Portions of written submissions that were limited to requests for clarification or hypothetical examples, and which have been separately addressed through outreach or planned outreach, are not individually addressed in this assessment. Following publication of the final rule, the Workers Compensation Board will also release and electronically post "Frequently Asked Questions on the New IME Law and Regulations," in an ongoing effort to provide clarification of terms and requirements to interested parties.

Many of the written comments addressed themselves to issues that the Office of the Chair previously addressed, through direct constituent outreach prior to the publication of the proposed rule, and in the Regulatory Impact Statement accompanying the publication of the proposed rule in the State Register on March 14, 2001. However, to a large extent, we address those issues again in this assessment.

Based upon public comments received, the final rule contains the following nonsubstantial modifications.

  1. The word "reasonable" is added to precede the phrase "fees and costs" in the first sentence of paragraph (b) of part 300-2.3.

    This is a nonsubstantial modification because it is intended to clarify the extent to which fees and costs may be assessed to a carrier.
  2. The phrase "and shall meet all applicable standards for accessibility as required under state or federal law," is added to the end of paragraph (g) of Part 300-2.1.

    Chapter 473 expressly requires that IME examinations be conducted in "medical facilities," with due regard for "access" of the claimant. In accordance with the authorizing statute, the Proposed Rule included an express "adequate access" requirement. This modification is nonsubstantial, as it is intended to alert regulated parties that various other state and federal laws also govern the accessibility of medical facilities and, as such, these facilities must comply with all other applicable laws. This modification does not impose any additional requirements with regard to medical facilities that do not otherwise exist under state and federal law.
  3. The substantive requirements of paragraphs 300.2(b) and (c) of Part 300.2 of Title 12 of NYCRR were inadvertently designated for repeal in the proposed rule. By the adopted rule, the substantive provisions of these paragraphs are retained as new paragraphs (k) and (l) of part 300-2.3, respectively.
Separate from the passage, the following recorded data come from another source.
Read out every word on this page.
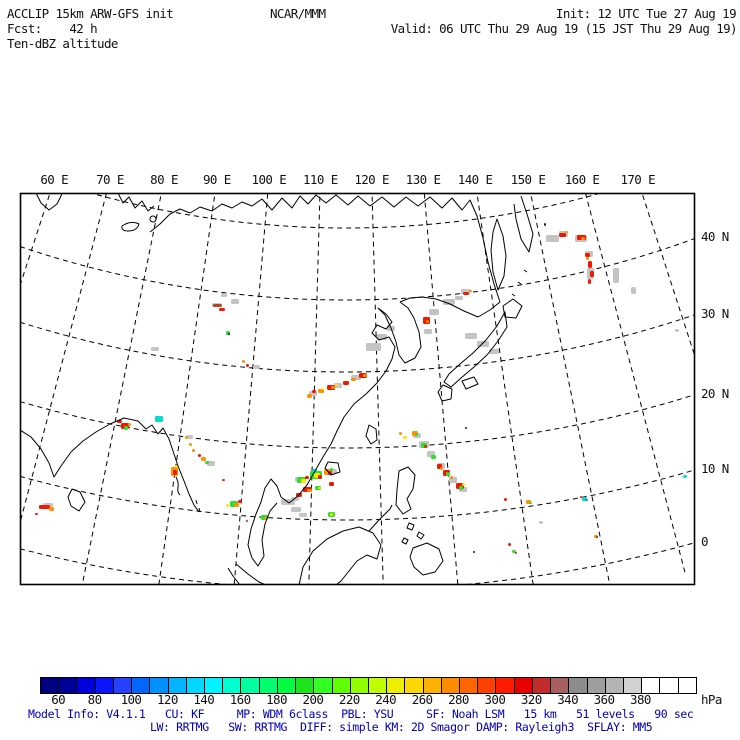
ACCLIP 15km ARW-GFS init	NCAR/MMM	Init: 12 UTC Tue 27 Aug 19
Fcst:    42 h	Valid: 06 UTC Thu 29 Aug 19 (15 JST Thu 29 Aug 19)
Ten-dBZ altitude
60 E 70 E 80 E 90 E 100 E 110 E 120 E 130 E 140 E 150 E 160 E 170 E
40 N
30 N
20 N
10 N
0
60 80 100 120 140 160 180 200 220 240 260 280 300 320 340 360 380	hPa
Model Info: V4.1.1   CU: KF     MP: WDM 6class  PBL: YSU     SF: Noah LSM   15 km   51 levels   90 sec
LW: RRTMG   SW: RRTMG  DIFF: simple KM: 2D Smagor DAMP: Rayleigh3  SFLAY: MM5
    (k) A written report of a medical examination duly sworn to, shall be filed with the Board, and copies thereof furnished to all parties as may be required under the workers' compensation law, within 10 days after the examination, or sooner if directed, except that in cases of persons examined outside the State, such reports shall be filed and furnished within 20 days after the examination.

    (l) Copies of written reports of medical experts, made on behalf of any party without physician examination of the claimant, to be used for reference at a hearing, must be furnished to the referee and to all other parties or their representatives, if any, prior to that hearing.


    This is a nonsubstantial modification because these provisions have been in effect since 1982, have remained in effect since the publication of the proposed rule, and were only inadvertently designated for repeal in the proposed rule.
  4. Part 300-2.4 is renumbered to correct a numbering error that occurred in the proposed rule. Subparagraphs 300-2.4.1 through 300-2.4.5 are re-numbered as 300-2.4(a) through 300-2.4(e).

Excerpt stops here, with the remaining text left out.